L’analyse du stroma est tout aussi essentielle : au sein d’un même groupe histologique, toutes les tumeurs n’expriment pas la même densité de néo-vaisseaux, ni le même type d’infiltrats immunologiques, et toutes ne répondent pas aux anti-angiogéniques. L’impact pronostique des caractéristiques du stroma immunologique est bien établi dans certains lymphomes, dans les cancers du sein, du côlon, et la densité des microvaisseaux est également un facteur pronostique dans la majorité des tumeurs. L’efficacité démontrée et l’obtention d’AMM (autorisation de mise sur le marché) des médicaments anti-vasculaires dans un nombre impressionnant de tumeurs malignes depuis 2002 (adénocarcinomes du côlon, du sein, du poumon, du rein, certains sarcomes, bientôt hépato-carcinomes ?), mais aussi notre compréhension très limitée des mécanismes de résistance aux molécules anti-angiogéniques dans ces modèles, soulignent bien l’importance de l’étude de ce domaine pour les années à venir.
Autre changement important de concept, ces thérapeutiques ciblées devront être appliquées probablement précocement et de façon prolongée, voire toute la vie.
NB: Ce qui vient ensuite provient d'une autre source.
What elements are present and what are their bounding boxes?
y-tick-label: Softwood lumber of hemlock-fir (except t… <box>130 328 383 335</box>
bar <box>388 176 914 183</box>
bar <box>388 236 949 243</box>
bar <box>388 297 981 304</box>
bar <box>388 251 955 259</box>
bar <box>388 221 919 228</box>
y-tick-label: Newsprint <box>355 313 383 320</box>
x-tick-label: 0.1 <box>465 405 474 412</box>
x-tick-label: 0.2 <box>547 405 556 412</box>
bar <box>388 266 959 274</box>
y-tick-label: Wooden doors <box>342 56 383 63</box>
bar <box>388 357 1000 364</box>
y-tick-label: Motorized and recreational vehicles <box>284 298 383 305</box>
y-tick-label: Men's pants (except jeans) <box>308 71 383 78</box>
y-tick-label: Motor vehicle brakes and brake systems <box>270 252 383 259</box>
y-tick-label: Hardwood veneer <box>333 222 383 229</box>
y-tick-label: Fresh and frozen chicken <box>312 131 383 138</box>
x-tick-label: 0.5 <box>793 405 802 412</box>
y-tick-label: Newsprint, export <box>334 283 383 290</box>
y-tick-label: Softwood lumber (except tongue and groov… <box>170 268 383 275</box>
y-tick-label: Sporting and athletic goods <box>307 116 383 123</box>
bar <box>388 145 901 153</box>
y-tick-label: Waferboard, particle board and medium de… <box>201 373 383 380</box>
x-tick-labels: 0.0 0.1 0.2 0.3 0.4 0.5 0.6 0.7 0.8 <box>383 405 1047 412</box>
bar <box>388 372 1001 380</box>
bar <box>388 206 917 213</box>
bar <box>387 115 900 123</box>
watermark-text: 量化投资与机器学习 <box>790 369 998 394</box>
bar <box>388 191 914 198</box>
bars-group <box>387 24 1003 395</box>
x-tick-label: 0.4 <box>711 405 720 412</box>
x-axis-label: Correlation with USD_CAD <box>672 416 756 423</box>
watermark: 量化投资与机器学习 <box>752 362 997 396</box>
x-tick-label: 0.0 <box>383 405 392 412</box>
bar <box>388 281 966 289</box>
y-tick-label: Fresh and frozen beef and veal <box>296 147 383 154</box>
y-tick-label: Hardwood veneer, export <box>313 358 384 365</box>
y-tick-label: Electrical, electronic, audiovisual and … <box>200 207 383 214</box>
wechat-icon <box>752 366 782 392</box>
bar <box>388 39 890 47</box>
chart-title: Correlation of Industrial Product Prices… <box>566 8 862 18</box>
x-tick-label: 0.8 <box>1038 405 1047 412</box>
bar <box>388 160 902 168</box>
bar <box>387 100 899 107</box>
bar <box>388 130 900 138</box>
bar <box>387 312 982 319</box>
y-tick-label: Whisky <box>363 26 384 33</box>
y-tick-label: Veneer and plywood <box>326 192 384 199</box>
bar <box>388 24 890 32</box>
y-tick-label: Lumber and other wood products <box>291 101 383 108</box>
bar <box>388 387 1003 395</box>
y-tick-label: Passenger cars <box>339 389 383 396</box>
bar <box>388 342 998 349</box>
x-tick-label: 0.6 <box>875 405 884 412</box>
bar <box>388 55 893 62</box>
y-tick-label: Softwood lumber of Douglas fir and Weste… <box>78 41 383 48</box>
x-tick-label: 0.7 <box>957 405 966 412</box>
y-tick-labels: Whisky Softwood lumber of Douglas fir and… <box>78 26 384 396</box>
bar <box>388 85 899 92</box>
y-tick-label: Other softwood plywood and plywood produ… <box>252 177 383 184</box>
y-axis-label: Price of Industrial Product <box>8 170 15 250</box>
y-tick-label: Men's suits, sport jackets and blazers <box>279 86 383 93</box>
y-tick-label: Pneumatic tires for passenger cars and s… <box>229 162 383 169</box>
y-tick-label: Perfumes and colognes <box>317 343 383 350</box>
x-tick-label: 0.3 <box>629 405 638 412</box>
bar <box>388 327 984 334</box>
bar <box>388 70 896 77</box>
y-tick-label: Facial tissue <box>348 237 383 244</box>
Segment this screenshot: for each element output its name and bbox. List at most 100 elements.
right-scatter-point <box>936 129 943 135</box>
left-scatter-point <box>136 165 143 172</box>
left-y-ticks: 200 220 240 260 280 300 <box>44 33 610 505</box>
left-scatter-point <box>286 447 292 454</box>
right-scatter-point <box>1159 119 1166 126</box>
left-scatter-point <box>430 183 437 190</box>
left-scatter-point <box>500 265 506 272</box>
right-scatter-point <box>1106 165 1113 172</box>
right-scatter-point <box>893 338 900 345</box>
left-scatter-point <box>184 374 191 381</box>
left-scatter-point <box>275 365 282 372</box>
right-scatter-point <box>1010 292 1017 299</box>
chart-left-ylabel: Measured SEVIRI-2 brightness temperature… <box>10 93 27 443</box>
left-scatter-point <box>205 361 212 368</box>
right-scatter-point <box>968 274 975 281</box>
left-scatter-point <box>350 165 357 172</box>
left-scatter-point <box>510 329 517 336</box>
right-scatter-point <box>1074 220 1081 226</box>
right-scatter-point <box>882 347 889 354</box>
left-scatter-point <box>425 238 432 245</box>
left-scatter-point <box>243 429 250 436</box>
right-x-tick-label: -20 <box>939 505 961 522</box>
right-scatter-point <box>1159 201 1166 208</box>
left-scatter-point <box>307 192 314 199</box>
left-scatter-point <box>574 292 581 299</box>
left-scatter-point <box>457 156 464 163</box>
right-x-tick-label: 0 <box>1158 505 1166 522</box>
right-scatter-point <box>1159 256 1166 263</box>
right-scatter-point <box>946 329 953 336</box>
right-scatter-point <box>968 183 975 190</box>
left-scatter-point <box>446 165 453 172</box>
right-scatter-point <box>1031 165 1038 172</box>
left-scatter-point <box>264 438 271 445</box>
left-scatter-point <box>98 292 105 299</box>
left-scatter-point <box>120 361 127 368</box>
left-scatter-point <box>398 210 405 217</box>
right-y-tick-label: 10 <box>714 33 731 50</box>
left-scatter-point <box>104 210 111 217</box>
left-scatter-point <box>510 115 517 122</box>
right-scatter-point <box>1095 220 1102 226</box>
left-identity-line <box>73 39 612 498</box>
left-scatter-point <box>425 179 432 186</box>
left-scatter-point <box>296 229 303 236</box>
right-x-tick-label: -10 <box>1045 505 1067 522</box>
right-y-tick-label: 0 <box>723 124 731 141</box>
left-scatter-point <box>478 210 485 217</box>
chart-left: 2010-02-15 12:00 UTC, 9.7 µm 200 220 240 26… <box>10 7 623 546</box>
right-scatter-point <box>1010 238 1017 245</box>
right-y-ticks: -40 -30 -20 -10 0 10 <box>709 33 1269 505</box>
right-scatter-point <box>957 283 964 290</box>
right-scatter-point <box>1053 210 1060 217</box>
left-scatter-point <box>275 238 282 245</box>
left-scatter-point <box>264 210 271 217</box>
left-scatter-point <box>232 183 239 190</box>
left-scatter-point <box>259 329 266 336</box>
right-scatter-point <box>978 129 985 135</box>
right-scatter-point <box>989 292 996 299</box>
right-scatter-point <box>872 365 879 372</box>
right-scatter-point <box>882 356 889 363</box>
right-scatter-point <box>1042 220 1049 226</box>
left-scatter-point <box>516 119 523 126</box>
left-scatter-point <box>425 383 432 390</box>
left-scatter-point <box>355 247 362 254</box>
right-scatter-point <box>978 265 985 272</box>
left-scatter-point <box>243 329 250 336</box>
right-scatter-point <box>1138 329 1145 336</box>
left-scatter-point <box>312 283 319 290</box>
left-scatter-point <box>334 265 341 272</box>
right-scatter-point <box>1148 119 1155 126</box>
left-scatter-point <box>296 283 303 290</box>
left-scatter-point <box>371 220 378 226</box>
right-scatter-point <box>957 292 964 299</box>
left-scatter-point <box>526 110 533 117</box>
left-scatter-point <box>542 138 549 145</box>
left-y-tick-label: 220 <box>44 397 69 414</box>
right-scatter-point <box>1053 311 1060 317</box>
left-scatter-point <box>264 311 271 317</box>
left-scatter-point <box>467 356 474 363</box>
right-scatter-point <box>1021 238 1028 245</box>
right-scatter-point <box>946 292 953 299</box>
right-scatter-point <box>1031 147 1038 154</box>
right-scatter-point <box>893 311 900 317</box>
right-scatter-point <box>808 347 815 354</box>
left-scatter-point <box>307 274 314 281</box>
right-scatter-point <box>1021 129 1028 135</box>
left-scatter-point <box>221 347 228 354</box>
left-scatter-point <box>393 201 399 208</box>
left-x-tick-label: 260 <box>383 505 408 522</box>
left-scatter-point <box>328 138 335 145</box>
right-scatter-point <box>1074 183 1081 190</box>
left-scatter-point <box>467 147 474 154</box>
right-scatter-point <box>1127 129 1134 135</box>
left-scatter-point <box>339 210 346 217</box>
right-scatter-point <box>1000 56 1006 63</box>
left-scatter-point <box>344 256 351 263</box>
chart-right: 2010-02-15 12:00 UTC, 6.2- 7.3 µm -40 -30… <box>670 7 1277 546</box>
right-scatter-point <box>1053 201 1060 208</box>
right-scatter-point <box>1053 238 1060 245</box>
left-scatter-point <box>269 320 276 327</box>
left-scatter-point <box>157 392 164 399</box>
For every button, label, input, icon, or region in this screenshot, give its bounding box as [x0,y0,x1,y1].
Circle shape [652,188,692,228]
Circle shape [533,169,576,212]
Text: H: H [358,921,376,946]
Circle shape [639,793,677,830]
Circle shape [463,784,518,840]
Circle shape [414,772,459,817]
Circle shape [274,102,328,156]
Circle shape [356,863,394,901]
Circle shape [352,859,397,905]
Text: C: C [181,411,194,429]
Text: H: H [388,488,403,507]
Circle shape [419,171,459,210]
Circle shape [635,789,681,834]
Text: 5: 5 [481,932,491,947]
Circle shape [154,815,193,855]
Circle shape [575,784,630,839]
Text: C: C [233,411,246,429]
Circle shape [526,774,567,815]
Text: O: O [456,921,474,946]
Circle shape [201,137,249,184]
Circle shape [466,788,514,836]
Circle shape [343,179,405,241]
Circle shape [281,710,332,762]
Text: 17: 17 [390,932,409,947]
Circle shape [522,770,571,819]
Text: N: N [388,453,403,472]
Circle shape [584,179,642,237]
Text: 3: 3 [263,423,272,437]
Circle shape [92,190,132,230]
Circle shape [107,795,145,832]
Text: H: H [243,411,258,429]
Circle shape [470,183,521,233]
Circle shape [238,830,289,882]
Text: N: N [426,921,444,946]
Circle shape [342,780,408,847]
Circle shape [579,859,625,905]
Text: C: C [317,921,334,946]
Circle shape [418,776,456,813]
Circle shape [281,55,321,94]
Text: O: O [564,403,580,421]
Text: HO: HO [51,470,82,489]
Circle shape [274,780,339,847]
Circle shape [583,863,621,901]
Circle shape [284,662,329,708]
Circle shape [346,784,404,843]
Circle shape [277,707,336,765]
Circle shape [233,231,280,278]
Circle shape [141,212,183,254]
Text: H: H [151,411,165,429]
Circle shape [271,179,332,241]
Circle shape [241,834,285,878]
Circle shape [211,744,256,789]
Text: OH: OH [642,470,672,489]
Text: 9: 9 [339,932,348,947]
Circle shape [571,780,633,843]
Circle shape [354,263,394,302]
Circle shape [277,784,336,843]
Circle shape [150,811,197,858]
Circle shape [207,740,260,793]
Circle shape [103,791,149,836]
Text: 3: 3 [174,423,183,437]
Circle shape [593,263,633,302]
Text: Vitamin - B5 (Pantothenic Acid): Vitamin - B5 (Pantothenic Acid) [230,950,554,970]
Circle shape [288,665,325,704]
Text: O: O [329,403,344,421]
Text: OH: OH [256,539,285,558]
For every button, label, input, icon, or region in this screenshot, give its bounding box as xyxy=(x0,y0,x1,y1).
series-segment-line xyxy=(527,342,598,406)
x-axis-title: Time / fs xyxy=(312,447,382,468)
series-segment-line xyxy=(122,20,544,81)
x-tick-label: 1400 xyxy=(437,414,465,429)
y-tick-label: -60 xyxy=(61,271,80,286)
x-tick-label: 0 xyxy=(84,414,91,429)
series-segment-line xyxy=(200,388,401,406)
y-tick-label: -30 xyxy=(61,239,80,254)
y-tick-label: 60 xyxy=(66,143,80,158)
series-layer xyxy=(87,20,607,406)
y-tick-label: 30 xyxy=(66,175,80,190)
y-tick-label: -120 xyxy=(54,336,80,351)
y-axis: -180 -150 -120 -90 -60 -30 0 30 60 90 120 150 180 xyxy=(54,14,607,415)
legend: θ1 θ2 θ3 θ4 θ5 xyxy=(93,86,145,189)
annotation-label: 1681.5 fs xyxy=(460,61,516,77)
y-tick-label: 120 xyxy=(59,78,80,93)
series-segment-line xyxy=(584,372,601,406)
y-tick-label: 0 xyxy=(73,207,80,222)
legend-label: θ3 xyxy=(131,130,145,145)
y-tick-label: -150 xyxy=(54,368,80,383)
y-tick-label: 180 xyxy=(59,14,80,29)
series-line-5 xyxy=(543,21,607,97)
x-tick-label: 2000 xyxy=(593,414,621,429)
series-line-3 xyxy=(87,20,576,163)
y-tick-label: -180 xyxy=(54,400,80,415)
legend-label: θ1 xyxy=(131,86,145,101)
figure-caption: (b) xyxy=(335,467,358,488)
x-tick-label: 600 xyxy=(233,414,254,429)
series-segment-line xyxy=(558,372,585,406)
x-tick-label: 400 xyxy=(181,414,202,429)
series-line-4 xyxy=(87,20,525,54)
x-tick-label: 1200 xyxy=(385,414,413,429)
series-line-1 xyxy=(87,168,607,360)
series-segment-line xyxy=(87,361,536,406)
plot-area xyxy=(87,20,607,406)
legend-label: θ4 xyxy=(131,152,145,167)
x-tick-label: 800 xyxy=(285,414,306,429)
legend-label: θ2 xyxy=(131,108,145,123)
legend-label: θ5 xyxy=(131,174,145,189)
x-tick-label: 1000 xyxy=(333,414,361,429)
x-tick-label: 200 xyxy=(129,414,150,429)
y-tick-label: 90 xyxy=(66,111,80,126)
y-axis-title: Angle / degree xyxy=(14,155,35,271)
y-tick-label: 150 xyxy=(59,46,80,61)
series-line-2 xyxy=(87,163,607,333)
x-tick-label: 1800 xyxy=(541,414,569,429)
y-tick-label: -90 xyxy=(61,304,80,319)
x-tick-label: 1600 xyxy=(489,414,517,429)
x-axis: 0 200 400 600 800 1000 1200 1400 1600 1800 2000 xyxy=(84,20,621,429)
Dans le modèle du cancer du sein localisé associé à une amplification du gène HER2, et dans les GIST localisés, les thérapeutiques ciblées comme trastuzumab (Herceptin®) et imatinib (Glivec®) administrées en adjuvant ont fait la preuve de leur efficacité en réduisant considérablement (50 % et 70 % respectivement) le risque de rechute, le trastuzumab améliorant de manière significative la survie [ 12, 13]. Le risque de rechute après ces traitements adjuvants reste cependant mal connu. L’analyse des données préliminaires concernant les patients atteints de GIST et traités par l’imatinib montre que le rythme du nombre de rechutes après la clôture du traitement adjuvant rejoint celui du groupe contrôle, suggérant un effet suspensif plus que curatif. Des traitements adjuvants prolongés sont ainsi en évaluation. En effet, dans une phase avancée de la maladie, les rechutes surviennent inéluctablement à l’arrêt, ou après 1 an ou 3 ans. C’est le cas des patients atteints de GIST recevant de l’imatinib et ce même si la masse résiduelle n’est plus détectable, et des observations similaires sont rapportées dans les LMC. Il faudra donc traiter les patients précocement, et probablement longtemps.
Le futur des traitements en cancérologie passe ainsi par une collaboration étroite entre cliniciens et biologistes et, plus important encore, la formation de praticiens disposant de la double culture et capables de transférer les informations entre les deux corpus de connaissances.